I made the mistake of telling people I was planning on writing a science fiction novel in a three month period. I qualified that it might be horrible, but that at least it would be a complete work. My boyfriend, as always, was supportive.
From there I told a perky ex-coworker who said over sushi and miso, “Longer pieces might not be your thing.” I corrected her for mispronouncing “nigiri”.
I told an overzealous friend who began making suggestions on the novel’s focus. While I found his vast knowledge of computers fascinating, his love of 80’s indy movies allowed him to make unsolicited and flat plot suggestions.
I spoke to an entrepreneur during a networking event and he laughed uncomfortably and shot gunned his beer.
It’s been almost two months, I’ve written ten chapters, scrapped six of them, and I’ve heard a great deal of awful advice and discouraging comments. Am I insane or do a good number of people get their kicks from knocking down an earnest effort?
Yesterday I met a woman to discuss a job she thought I might like. After I asked whether she wanted me to work for sweat equity, she began verbally attacking me. For forty minutes I sat turtling into my own skin while she droned on about me being a spoiled, inferior human being, with a skewed world view and a superiority complex. I don’t have a superiority complex.

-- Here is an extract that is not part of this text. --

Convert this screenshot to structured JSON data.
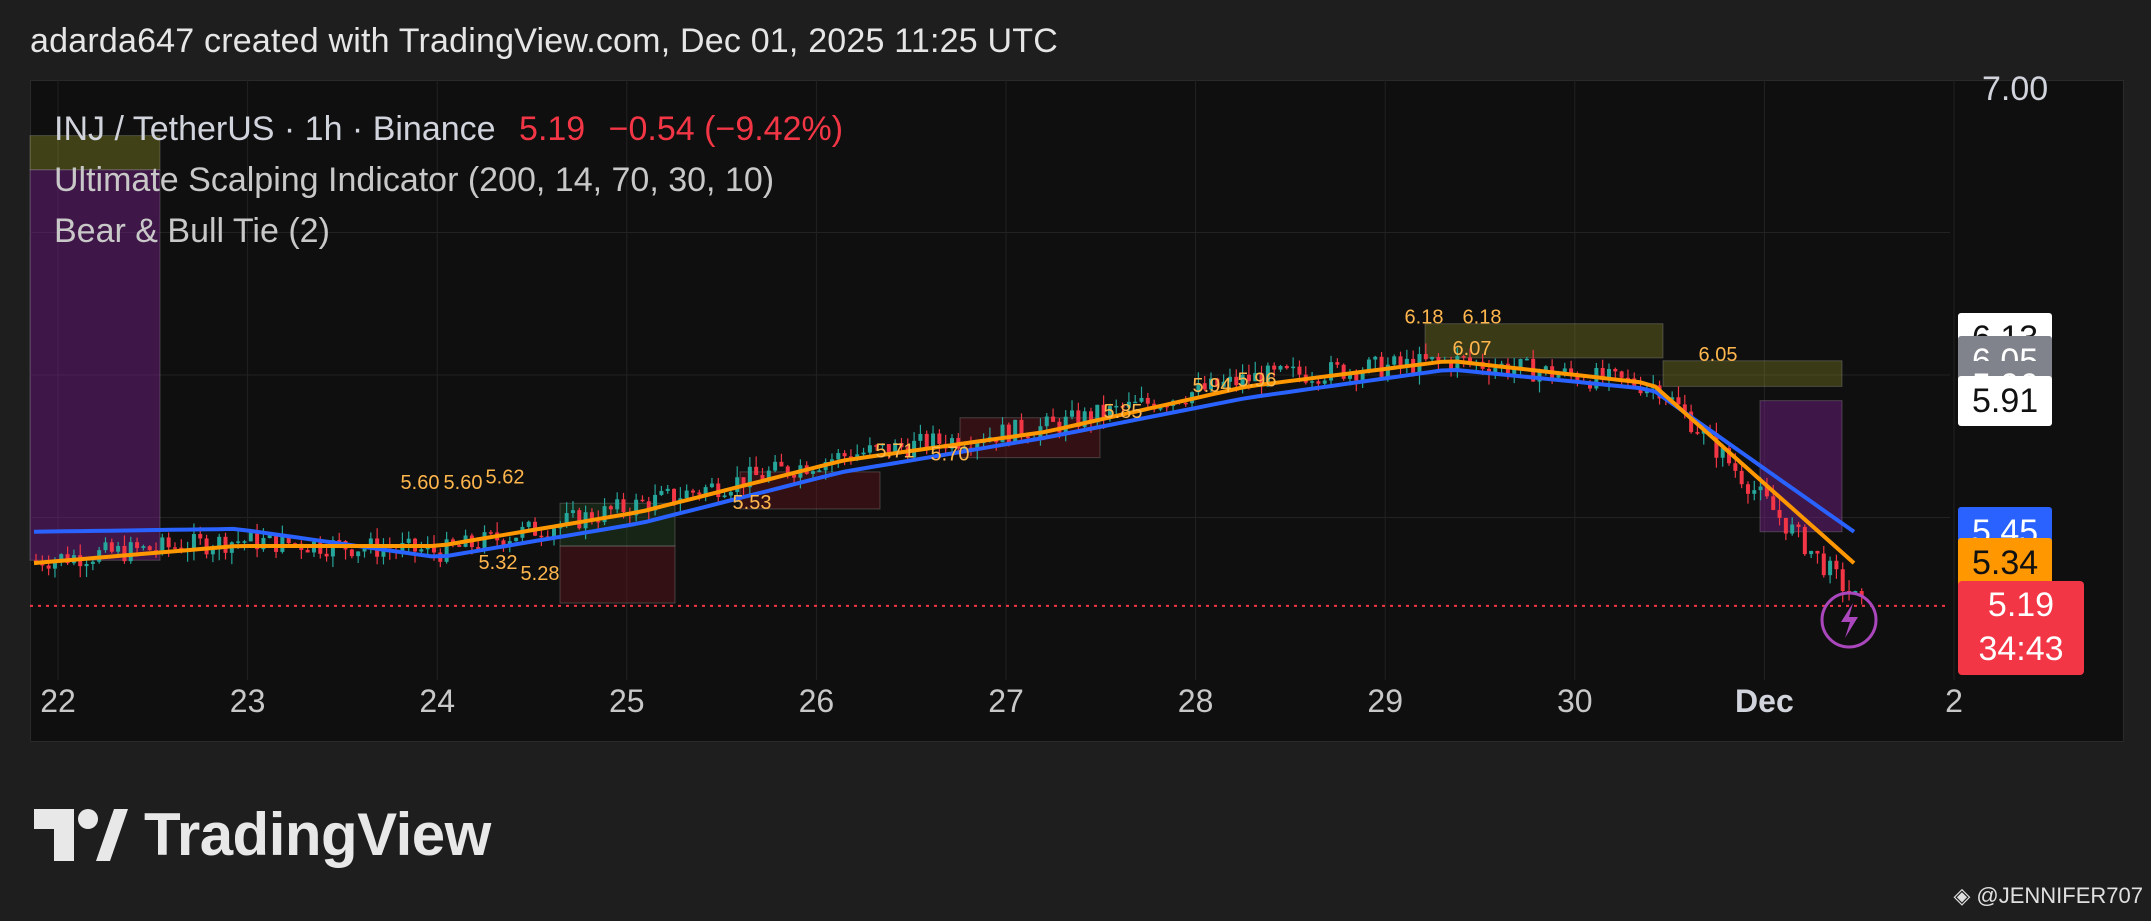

I fear that my thoughts were less-than-articulate, sitting there, mouth agape, in that crowded coffee shop of unsavory latte lappers. Was I dreaming? Was I being Punk’d? Had my mother secretly paid her?
At the end of the conversation I sent the woman a tactful email alerting her to some useful links and wishing her the best. She replied, “Thank you for your note. I think you are a great blogger and will be successful in the right place. Please keep in touch.”
Even a woman who is hellbent on severing my life lie, who wants nothing more than to eat newborn babies and fuck dollar bills, thinks I have a future in writing. While the time limit may slide, the novel is back on.